By Matt Townsend
When a bike polo league started two years ago in the Lower East Side’s Sara D. Roosevelt Park, the polo players often sparred with local kids over who got to use a flat space of blacktop called “the pit.”
The kids wanted the roughly 7,000-square-foot multiuse space located just south of Delancey St. to play baseball and kickball while the group of bike messengers and other cyclists wanted to expand the emerging street sport.
“There was some conflict over who was here first,” said Dave Currence, an organizer and player in the polo league. “But we patched those things up.”
So much so that they recently formed an ad-hoc coalition that brought together the city’s bike culture and Lower East Side grade school boys to raise opposition and help defeat a proposed dog run planned on the site of the pit. The Community Board 3 Parks Committee rejected a proposal to turn the pit into a dog run at a meeting last Thursday, but asked the city to look for a dog run site in the area. The board’s votes are advisory only.
“One of the great things was to see the kids there and speak up on their own behalf and be successful,” said Kay Webster, a longtime Lower East Side resident and co-chairperson of Sara D. Roosevelt Park’s M’Finda Kalunga Garden.
Currence found out about the proposed dog run when a friend saw a petition in a nearby coffee shop. The bikers then fanned out into the neighborhood to tell people. They recruited the kids to tell their friends and hand out fliers.

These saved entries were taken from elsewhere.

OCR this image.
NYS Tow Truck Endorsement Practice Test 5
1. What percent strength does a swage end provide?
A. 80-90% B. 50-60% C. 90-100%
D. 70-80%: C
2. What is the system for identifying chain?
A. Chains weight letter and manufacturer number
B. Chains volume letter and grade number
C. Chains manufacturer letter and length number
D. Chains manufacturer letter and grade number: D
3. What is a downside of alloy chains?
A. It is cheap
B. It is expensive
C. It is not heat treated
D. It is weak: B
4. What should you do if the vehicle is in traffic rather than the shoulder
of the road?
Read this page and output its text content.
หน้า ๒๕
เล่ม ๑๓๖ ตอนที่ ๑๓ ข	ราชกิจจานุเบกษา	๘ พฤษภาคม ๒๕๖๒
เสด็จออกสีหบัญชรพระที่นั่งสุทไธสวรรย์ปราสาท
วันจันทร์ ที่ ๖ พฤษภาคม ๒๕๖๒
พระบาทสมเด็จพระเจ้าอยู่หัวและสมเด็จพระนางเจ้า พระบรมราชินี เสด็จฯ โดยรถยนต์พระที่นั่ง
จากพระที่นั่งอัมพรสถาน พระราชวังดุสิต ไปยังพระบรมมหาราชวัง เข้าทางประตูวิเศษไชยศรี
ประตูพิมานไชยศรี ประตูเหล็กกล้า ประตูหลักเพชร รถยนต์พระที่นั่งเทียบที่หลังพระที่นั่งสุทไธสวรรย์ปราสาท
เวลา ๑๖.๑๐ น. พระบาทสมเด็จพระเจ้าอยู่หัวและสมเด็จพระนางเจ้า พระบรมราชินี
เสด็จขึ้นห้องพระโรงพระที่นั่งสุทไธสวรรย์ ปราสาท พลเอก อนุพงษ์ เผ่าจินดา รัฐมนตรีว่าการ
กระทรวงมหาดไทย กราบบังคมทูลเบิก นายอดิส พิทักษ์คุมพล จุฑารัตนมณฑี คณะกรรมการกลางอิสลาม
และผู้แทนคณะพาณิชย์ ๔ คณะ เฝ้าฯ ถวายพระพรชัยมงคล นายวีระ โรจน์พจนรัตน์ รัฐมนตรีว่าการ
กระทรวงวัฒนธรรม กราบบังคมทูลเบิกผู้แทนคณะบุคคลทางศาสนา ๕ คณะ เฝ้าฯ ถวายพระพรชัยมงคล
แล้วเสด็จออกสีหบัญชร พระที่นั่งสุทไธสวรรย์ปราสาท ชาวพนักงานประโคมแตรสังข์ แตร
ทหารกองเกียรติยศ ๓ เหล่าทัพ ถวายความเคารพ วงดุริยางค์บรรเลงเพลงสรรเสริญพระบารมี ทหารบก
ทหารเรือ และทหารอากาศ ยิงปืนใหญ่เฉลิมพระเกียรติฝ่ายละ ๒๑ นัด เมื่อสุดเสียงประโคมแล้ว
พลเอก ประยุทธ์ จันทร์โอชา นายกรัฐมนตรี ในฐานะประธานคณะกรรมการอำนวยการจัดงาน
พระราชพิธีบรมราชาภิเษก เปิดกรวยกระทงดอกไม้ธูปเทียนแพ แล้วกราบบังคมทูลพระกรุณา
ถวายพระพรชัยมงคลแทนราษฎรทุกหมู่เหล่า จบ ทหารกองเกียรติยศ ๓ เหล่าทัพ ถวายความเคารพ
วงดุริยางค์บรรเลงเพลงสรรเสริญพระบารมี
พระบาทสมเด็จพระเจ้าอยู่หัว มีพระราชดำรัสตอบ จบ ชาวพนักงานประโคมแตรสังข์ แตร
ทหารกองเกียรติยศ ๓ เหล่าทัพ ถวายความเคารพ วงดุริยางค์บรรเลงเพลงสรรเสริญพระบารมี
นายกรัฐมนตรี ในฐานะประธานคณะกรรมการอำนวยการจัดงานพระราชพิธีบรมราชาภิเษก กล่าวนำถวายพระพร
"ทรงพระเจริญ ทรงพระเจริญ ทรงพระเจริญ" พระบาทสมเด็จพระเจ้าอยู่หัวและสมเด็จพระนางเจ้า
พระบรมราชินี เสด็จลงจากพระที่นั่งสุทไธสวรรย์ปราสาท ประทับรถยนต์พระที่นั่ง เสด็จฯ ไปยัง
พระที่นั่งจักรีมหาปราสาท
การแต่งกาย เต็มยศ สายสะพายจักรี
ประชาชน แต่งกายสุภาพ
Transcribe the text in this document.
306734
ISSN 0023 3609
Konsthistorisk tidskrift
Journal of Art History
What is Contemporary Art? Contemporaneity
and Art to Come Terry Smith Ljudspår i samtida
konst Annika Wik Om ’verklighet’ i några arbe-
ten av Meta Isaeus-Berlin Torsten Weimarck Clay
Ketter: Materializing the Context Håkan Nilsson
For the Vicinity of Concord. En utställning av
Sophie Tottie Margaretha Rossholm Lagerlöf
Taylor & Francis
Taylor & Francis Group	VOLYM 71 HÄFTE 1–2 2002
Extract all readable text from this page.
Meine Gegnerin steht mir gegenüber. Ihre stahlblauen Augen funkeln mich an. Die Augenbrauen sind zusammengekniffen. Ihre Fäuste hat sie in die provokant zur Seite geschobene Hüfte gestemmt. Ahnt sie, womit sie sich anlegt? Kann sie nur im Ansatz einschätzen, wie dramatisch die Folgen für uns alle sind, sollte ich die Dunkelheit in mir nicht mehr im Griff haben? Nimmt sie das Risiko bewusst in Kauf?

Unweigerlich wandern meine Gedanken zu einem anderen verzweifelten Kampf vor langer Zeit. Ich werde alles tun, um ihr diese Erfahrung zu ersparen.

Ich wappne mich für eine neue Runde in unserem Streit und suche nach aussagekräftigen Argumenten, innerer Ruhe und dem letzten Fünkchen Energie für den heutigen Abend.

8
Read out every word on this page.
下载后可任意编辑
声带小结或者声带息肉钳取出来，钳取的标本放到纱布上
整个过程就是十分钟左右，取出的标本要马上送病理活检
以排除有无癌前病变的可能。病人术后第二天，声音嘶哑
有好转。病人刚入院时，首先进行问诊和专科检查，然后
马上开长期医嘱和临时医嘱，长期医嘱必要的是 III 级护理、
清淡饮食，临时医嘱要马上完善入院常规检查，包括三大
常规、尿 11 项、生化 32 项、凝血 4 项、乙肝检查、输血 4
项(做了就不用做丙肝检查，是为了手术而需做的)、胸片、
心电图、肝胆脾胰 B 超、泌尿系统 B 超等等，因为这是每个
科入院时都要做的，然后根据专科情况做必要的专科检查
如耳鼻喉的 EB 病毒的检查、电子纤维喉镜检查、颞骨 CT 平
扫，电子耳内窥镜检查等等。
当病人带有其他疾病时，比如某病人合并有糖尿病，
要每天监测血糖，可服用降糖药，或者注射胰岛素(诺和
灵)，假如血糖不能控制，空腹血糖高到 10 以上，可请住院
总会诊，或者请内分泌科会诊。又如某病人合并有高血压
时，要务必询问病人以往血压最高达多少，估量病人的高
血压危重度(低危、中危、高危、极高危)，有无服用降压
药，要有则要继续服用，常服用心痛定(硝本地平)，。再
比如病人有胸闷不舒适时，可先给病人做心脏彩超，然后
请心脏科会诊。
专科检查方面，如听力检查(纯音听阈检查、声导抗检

“The bike people road through and told one of us,” said Jose Romero, 11, who was one of a handful of neighborhood boys that attended the meeting. “And then we told all the teenagers.”
Their combined efforts worked well as they collected several hundred signatures of people opposed to the dog run and had a better turnout at the meeting than those in favor. The attendance of about 30 people helped deflate the dog owners’ claim that the space rarely gets used.
“They were one of the first groups we approached,” Currence said of the local youth. “They were pretty upset from the get-go. We asked them to hand out fliers and they were right there doing that with us.”
The dog owners felt they lost the chance to get the proposal passed when the board members became aware that the kids in the audience came to save the pit. C.B. 3 member Thomas Yu reinforced that sentiment, saying that in his job as a housing advocate in the Chinese community, he often hears from families who pack 10 or 11 people into an apartment that their kids need more places to play.
“It got framed as kids versus dogs, but that’s not the situation,” said Garrett Rosso, a dog run advocate who manages the Tompkins Square Park dog run. “The situation is really that we’re trying to get a dog park considered as they redevelop Sara Roosevelt Park.”
City Parks official Bob Redmond, who attended the meeting to present renovation plans for James Madison Park and playgrounds in Tompkins Square Park and Sara Roosevelt Park, said that locating a spot for a dog run involved more than finding an open space.
The initial dog run in Tompkins Square Park had to be moved twice because at first it was too close to residences and then a playground. In both cases, people complained of the smell and sound made by the dogs and got the run moved further into the park. He also said that Sara Roosevelt presented a problem because it’s a skinny park and residences surround it, so people would be close enough to smell and hear the dogs.
“We have looked all over this area for dog runs and haven’t found the space,” said Redmond, who has helped find dog run sites in the city for several years. “Sara Roosevelt has too many windows overlooking the park.”
Opponents voiced concern that dog noise might affect the Wah Mei Bird Garden that sits 10 feet north of the pit. Bird owner and frequent garden visitor Wai Lee said the birds actually like noise and the owners do, too, because it makes the birds sing more. But the birds don’t like seeing dogs, so Lee thought a wall would have to be erected to hide the animals from each other.
“Noise doesn’t affect them,” Lee said. “But they don’t like to see the creatures.”
The dog owners, who gathered hundreds of signatures in support for the dog run, said that a run would increase safety in the park at night.
“What’s unique about dog parks is that dog owners are the only ones in the park after dark,” Rosso told the meeting. “They bring a sort of neighborhood watch group to the area.”
The dog run advocates also complained that the nearest dog run is a mile away from the Lower East Side.
“There really is no place to take our dogs,” Lloyd Blander stated at the meeting. “It’s really said. I can’t let my dog run around. He can’t get his exercise.”
From Sara Roosevelt, the city’s largest dog run is a little less than a mile away in Tompkins Square. A dog run that consists of a patch of asphalt lies about a half a mile away from Sara Roosevelt under the Manhattan Bridge on Pike St. in the Coleman Playground.
“I’m sure there’s going to be a solution, and if there’s not, then we’ll bring it back up again in six months,” said Emily Sandberg, an organizer for the dog run.
Webster said that the dog owners should talk to more longtime residents and do what she and her fellow gardeners did 20 years ago when they turned a decrepit part of the park littered with broken glass into a community garden.
“If you get a group of people that wants to do it, then do it,” Webster said. “That’s how you build a community. I think there is a way to resolve this.”